This is one of those De Javu moments. That moment when you sit reminiscing on last year’s goals, realizing your goals this year are the same. Does that mean nothing has changed? Or is change a much longer process that the course of one year? It’s interesting when I look back at my ‘New Year’ traditions. Growing up I always had the mindset that this time (this year) things would be different. I would be different. As I got older I changed to the mindset of hating New Year resolutions. I rather thought that change wasn’t a once a year thing. It was something we should strive for daily. Therefore, New Year resolutions were stupid. This year I still agree that change is a daily thing and not something we’ll “try again next year.” But, in light of recent events (talk about perfect timing), this year IS a NEW YEAR. It is a year, where from the very beginning; my life is changing in a radical and drastic way. This year is not just about some new found diet, some new desire for self-discovery, going deeper in religion, or whatever else people make as their resolutions. More than that, this year is about breaking free from behind the bars of my cage and learning to spread my wings and soar. It’s about putting an end to abusive relationships and engaging in healthier ones. Maybe even a lesson or two on forgiveness and grace, if time allows. It’s about truly allowing God to heal the wounds of my past. It’s about learning to be on my own in EVERY way for the first time in my life. This year is about tapping into the potential I have, moving past fear, and allowing God to shape me into the woman He wants me to be.
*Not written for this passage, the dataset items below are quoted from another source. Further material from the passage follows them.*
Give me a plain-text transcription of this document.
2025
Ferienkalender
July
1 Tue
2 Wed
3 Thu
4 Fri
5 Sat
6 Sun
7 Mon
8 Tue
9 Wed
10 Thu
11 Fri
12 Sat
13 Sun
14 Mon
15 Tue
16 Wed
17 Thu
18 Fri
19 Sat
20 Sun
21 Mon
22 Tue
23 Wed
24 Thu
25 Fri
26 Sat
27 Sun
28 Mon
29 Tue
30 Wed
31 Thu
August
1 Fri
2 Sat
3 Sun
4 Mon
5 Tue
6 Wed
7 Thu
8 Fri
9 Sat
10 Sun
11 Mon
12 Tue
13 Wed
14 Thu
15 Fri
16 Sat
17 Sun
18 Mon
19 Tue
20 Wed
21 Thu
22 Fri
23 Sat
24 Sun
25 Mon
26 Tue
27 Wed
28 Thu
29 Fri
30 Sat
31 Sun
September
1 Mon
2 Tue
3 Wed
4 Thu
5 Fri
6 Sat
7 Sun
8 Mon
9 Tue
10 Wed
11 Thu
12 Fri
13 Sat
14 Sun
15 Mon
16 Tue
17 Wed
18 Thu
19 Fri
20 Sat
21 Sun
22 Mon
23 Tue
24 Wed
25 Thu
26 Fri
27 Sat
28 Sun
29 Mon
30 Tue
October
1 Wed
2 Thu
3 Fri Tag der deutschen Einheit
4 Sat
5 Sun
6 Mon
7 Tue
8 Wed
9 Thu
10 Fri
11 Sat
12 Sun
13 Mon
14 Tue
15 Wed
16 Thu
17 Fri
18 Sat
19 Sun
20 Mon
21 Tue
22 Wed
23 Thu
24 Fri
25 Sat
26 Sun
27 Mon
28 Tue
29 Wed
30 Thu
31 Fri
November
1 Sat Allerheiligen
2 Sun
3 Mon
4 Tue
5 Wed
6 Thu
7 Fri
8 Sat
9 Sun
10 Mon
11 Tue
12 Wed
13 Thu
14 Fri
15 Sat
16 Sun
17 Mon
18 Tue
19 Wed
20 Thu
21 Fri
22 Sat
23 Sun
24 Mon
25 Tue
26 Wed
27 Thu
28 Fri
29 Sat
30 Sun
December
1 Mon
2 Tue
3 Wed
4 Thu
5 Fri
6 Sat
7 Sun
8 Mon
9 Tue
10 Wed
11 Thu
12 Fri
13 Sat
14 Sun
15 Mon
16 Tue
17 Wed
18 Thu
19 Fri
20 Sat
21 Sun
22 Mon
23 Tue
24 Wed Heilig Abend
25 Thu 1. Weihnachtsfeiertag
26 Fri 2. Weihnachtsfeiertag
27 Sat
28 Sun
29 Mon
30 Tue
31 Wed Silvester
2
As always, this is always great and inspiring to say, but a lot harder to actually do. I know it’s going to be extremely difficult, it already is. I also know I probably won’t get everything done in one year, and I most certainly won’t get all the way on each thing in one year. But, the point is, that this year is when it all starts. Granted, I’ve already started in the previous year, but now it’s really time to dig in. To say I’m not scared would be a lie. I’m already terrified of what’s ahead in just the next several weeks. But a wise person once told me, “DO IT AFRAID!” That’s my motto this year.
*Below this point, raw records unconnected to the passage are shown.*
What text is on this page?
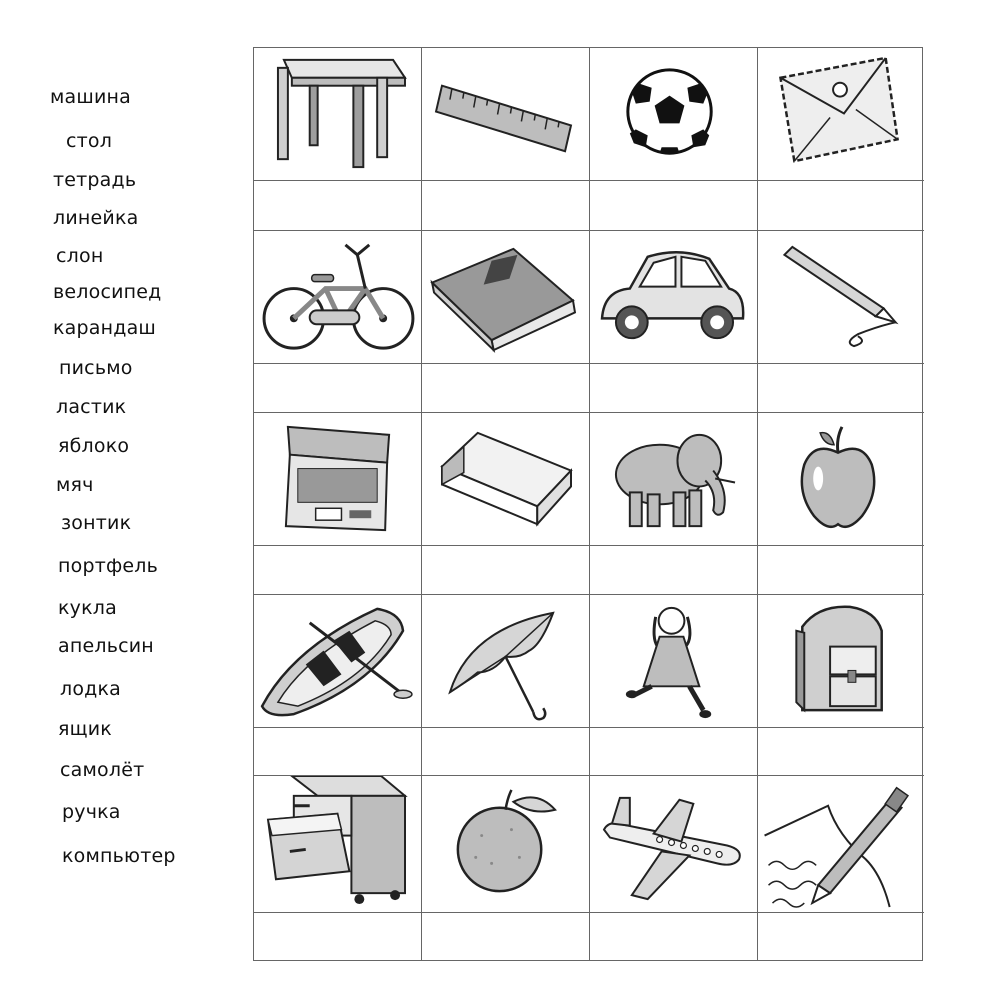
машина
стол
тетрадь
линейка
слон
велосипед
карандаш
письмо
ластик
яблоко
мяч
зонтик
портфель
кукла
апельсин
лодка
ящик
самолёт
ручка
компьютер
For those of you who don’t know, I am officially an orphan. (And I’m not saying this to manipulate or make you feel sorry for me. Just want to be real with what I’m struggling with). Not that an adult like me should need parents, but when you’ve never really had them to begin with, it’s still difficult to swallow. It has been 10 years since I have seen or heard from my father. To my knowledge he has made no effort to find or know me, nor does he acknowledge that I exist. On top of that, a few weeks ago, my mother decided she no longer wanted anything to do with me, and as far as I am concerned I am no longer her daughter. I have begged her to go to counseling with me so we can work through things and develop a healthy relationship, but she refuses. She has also turned other family members against me by twisting and lying about my words. As a result of this she has shut off my phone, canceled my insurance and taken my car. So now I am back living at the Ballards (out of boxes) until I can find a place in Columbia to rent. I am also without a vehicle which prevents me from moving as I am borrowing one of the Ballards’ vehicles. However, I am spending all my money on gas driving back and forth and am not making anything to save. So it’s almost like I’m standing still rather than moving forward. I also will only be taking a few hours of classes for school so I can work full time. This sets my graduation back another semester. I feel like I’m caught between a rock and a hard place. So many unexpected changes that are all happening at once. Life, as usual, is not going as planned or desired, but I am determined to make the best of it.
I will not let this break me. I’m determined to learn and grow from all of this and continue to become stronger. I’m a fighter. There are days I want to just quit and give up, but I know I’m better than that! I still struggle with believing in myself and my worth. I still have doubts that I have a future worth fighting for. But, I’m learning. Where it used to be all negative, there is now some positive that shines through.
I’m going to need a lot of love, support, encouragement and accountability to get over the mountains I’m facing. I need God to show aspects of Himself to me through His people. I need to not be forgotten. I can’t do this alone. I know I have to do it on my own, but that doesn’t mean I have to go through it alone. Please continue to pray for me and my relationships with my family. I need wisdom, grace, patience, and forgiveness for the situation I’m in. Also, pray for my relationship with God. I’ve kind of cut Him out lately. God, for me, so often represents those in my life who have abused and left me. I can look to Him for others, but when it comes to me, I’ve kind of lost sight of Him. I know I love Him, but I don’t know how to get to Him (if that makes sense).
If you made it this far, thanks for listening. It’s because of people like you that I know I’m going to be ok.
Way to to Girly. You are not alnoe as you walk this path.